“Aap peeche chale jaiye, yahan khade mat hoiye (move back, don’t stand here).”
“Jaoun Peeche Kahan? How can I move back? Wahan to mera kuch bhi nahi hai. I have nothing there).”
At the Bharat-Nepal Maitri Bridge, which connects Raxaul in Bihar to Birgunj in Nepal, this conversation between 19-year-old Chanchala Kumari and a Sashtra Seema Bal officer captured the frustration of many who find themselves stranded on the border as political turmoil unfolds in Kathmandu.
“I live in Nepal,” Kumari, who was half as tall as the man she was battling with, attempted to explain to the officer. I arrived here this morning for tuition classes (on the Indian side). On the opposite side is where my family resides.
Chanchala is getting ready for the police test in Bihar. “My father settled in Bhansar, Nepal, and operates a business there, but our family is originally from Sitamarhi,” she explains.
According to Chanchala, she wasn’t excited to go to tuition today. “Despite my constant excuses to skip class, my mother told me that everyone is passing through the bridge,” she says.
Around 7:45 am, she finally crossed the bridge from Nepal to India, and at 9:30 am, she was informed that she couldn’t return.
Chanchala is not by herself. As the Gen Z protests in the neighboring country intensify, many people who entered India today are now being informed they cannot return right away.
Outside the Raxaul Land Port, a large number of truckers are also waiting.
Umesh Gupta, a 24-year-old from Amnishganj, Nepal, is one of the truckers. “I carry petrol from Barauni (Begusarai, Bihar) to Nepal for Nepal Nigam Oil,” he says.

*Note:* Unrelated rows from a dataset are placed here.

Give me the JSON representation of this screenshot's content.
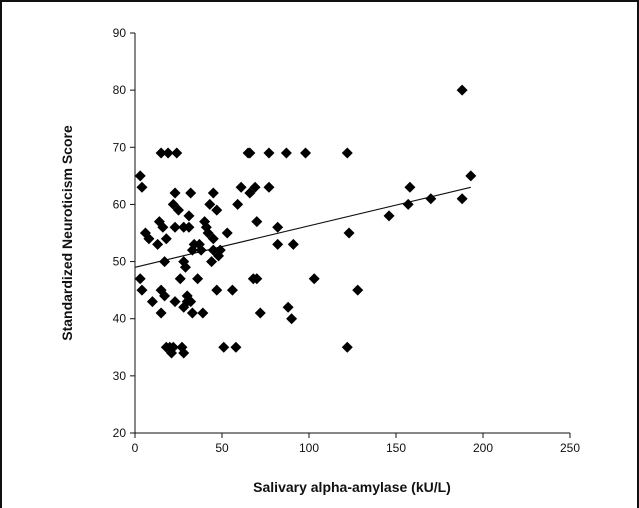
{
  "chart_data": {
    "type": "scatter",
    "title": "",
    "xlabel": "Salivary alpha-amylase (kU/L)",
    "ylabel": "Standardized Neuroticism Score",
    "xlim": [
      0,
      250
    ],
    "ylim": [
      20,
      90
    ],
    "xticks": [
      0,
      50,
      100,
      150,
      200,
      250
    ],
    "yticks": [
      20,
      30,
      40,
      50,
      60,
      70,
      80,
      90
    ],
    "grid": false,
    "legend": "none",
    "marker": "diamond",
    "marker_color": "#000000",
    "points": [
      [
        3,
        65
      ],
      [
        4,
        63
      ],
      [
        3,
        47
      ],
      [
        4,
        45
      ],
      [
        6,
        55
      ],
      [
        8,
        54
      ],
      [
        10,
        43
      ],
      [
        13,
        53
      ],
      [
        14,
        57
      ],
      [
        15,
        45
      ],
      [
        15,
        41
      ],
      [
        16,
        56
      ],
      [
        17,
        50
      ],
      [
        17,
        44
      ],
      [
        15,
        69
      ],
      [
        19,
        69
      ],
      [
        24,
        69
      ],
      [
        18,
        35
      ],
      [
        18,
        54
      ],
      [
        20,
        35
      ],
      [
        21,
        34
      ],
      [
        22,
        35
      ],
      [
        22,
        60
      ],
      [
        23,
        56
      ],
      [
        23,
        43
      ],
      [
        23,
        62
      ],
      [
        25,
        59
      ],
      [
        26,
        47
      ],
      [
        27,
        35
      ],
      [
        28,
        34
      ],
      [
        28,
        56
      ],
      [
        28,
        42
      ],
      [
        28,
        50
      ],
      [
        29,
        49
      ],
      [
        30,
        44
      ],
      [
        30,
        43
      ],
      [
        31,
        58
      ],
      [
        31,
        56
      ],
      [
        32,
        62
      ],
      [
        32,
        43
      ],
      [
        33,
        41
      ],
      [
        33,
        52
      ],
      [
        34,
        53
      ],
      [
        36,
        47
      ],
      [
        37,
        53
      ],
      [
        38,
        52
      ],
      [
        39,
        41
      ],
      [
        40,
        57
      ],
      [
        41,
        56
      ],
      [
        42,
        55
      ],
      [
        43,
        60
      ],
      [
        44,
        50
      ],
      [
        45,
        54
      ],
      [
        45,
        52
      ],
      [
        45,
        62
      ],
      [
        47,
        45
      ],
      [
        47,
        59
      ],
      [
        48,
        51
      ],
      [
        49,
        52
      ],
      [
        51,
        35
      ],
      [
        53,
        55
      ],
      [
        56,
        45
      ],
      [
        58,
        35
      ],
      [
        59,
        60
      ],
      [
        61,
        63
      ],
      [
        65,
        69
      ],
      [
        66,
        69
      ],
      [
        66,
        62
      ],
      [
        68,
        47
      ],
      [
        69,
        63
      ],
      [
        70,
        57
      ],
      [
        70,
        47
      ],
      [
        72,
        41
      ],
      [
        77,
        69
      ],
      [
        77,
        63
      ],
      [
        82,
        56
      ],
      [
        82,
        53
      ],
      [
        87,
        69
      ],
      [
        88,
        42
      ],
      [
        90,
        40
      ],
      [
        91,
        53
      ],
      [
        98,
        69
      ],
      [
        103,
        47
      ],
      [
        122,
        69
      ],
      [
        122,
        35
      ],
      [
        123,
        55
      ],
      [
        128,
        45
      ],
      [
        146,
        58
      ],
      [
        157,
        60
      ],
      [
        158,
        63
      ],
      [
        170,
        61
      ],
      [
        188,
        80
      ],
      [
        188,
        61
      ],
      [
        193,
        65
      ]
    ],
    "trendline": {
      "x": [
        0,
        193
      ],
      "y": [
        49,
        63
      ]
    }
  }
}
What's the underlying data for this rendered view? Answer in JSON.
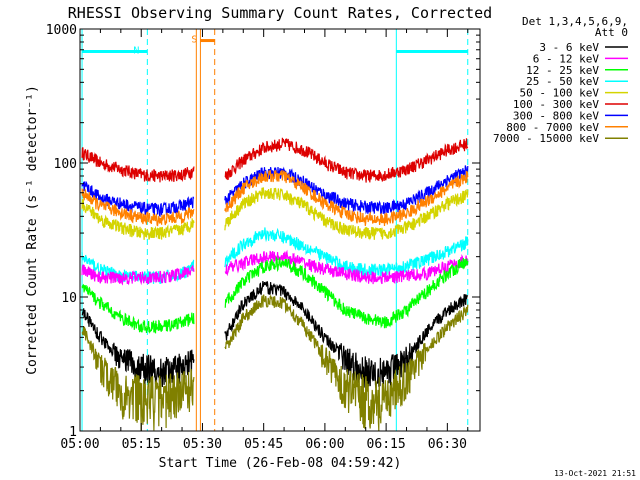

Every delivery, which often takes five to six days, brings around Rs 2,000 to Rs 2,500 for him. For the past two days, he and his truck laden with gasoline have been stuck in India. In addition, my father drives a truck between Nepal and India. In our family, we are the only ones that make a living. The longer this continues, the more financial loss we have to bear,” he says.
“I used to do business of nearly Rs 1 lakh (Nepalese currency), which has completely stopped,” says Kamlesh Raj, who operate a ration store at check post 93 close to the border. For the past three years, he has been operating the store. He claims that whereas Nepal depends on India for supplies, the border merchants mostly rely on Nepal.